По правую руку от мужа ехала Елина. Ее разрумянившееся лицо было прекрасным, а взгляд невозмутимым и кротким. При встрече с Любавой она лишь едва заметно кивнула. Девушка понимала, что Елина просчитывала любые мелочи. Никому не должно прийти в голову, что ее волнует присутствие рядом с мужем прекрасной юной рабыни. Ни раздражения к сотнику, ни интереса к его живой добыче не было заметно в ее поведении. Уверенная в себе, согласно случаю прекрасно одетая, она была умелой и быстрой в верховой езде.
Во время охоты Елина лишь несколько метров проехалась рядом с Любавой, но даже этого времени ей хватило, чтобы шепнуть:
— Тебе будут каждый день подавать питье, в небольшой серебряной чарке, обязательно выпивай его. Это позволит избежать зачатия.
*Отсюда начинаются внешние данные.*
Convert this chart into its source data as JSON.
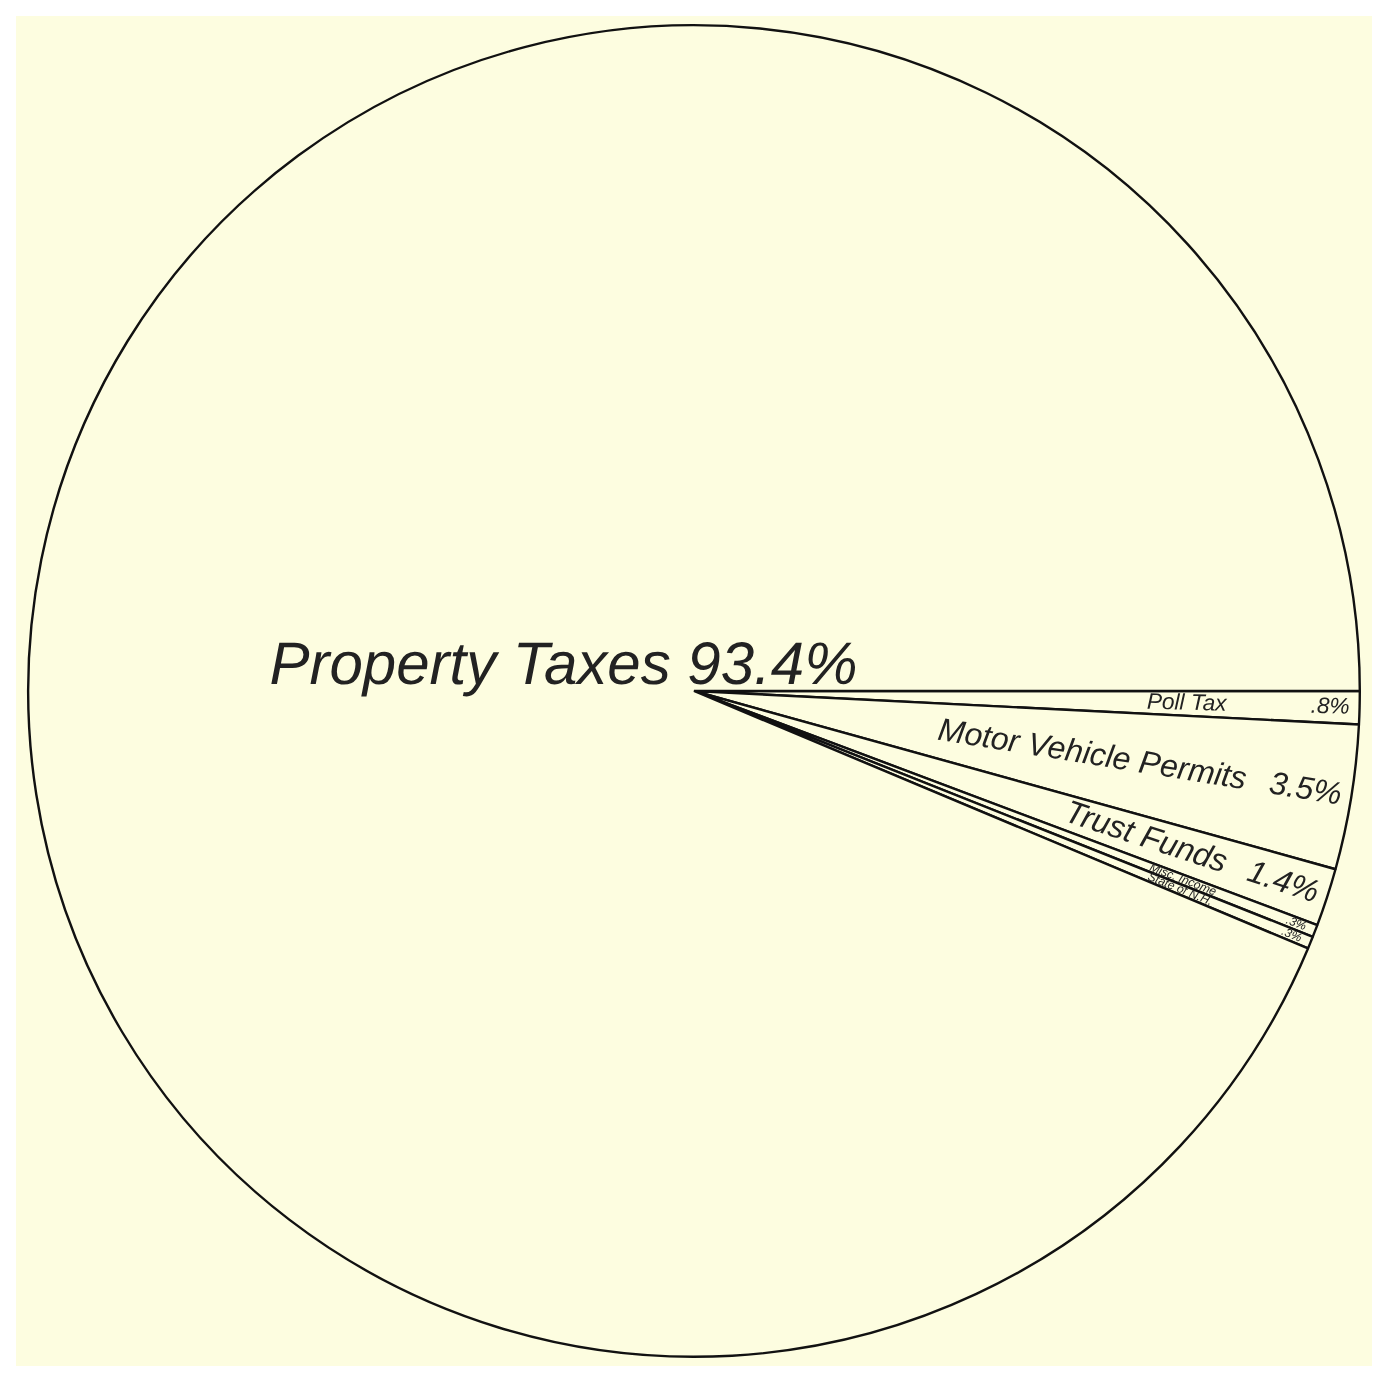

Любава кивнула. Рождение потомства считается благословением богов, но сейчас благоразумнее быть в милости у Елины. Девушка считала, что с богами будет проще договориться.
Когда Елина отъехала, Любава принялась рассматривать дружинников и улыбнулась, видя, как они выслуживаются перед Сивоем.
«Не было никого, кто мог бы сравниться с ним. Говаривали, что о Сивое слагали былины. Будто бы он может остановить вепря ударом кулака или щелчком перевернуть телегу. Интересно было бы узнать, насколько преувеличивает народ…»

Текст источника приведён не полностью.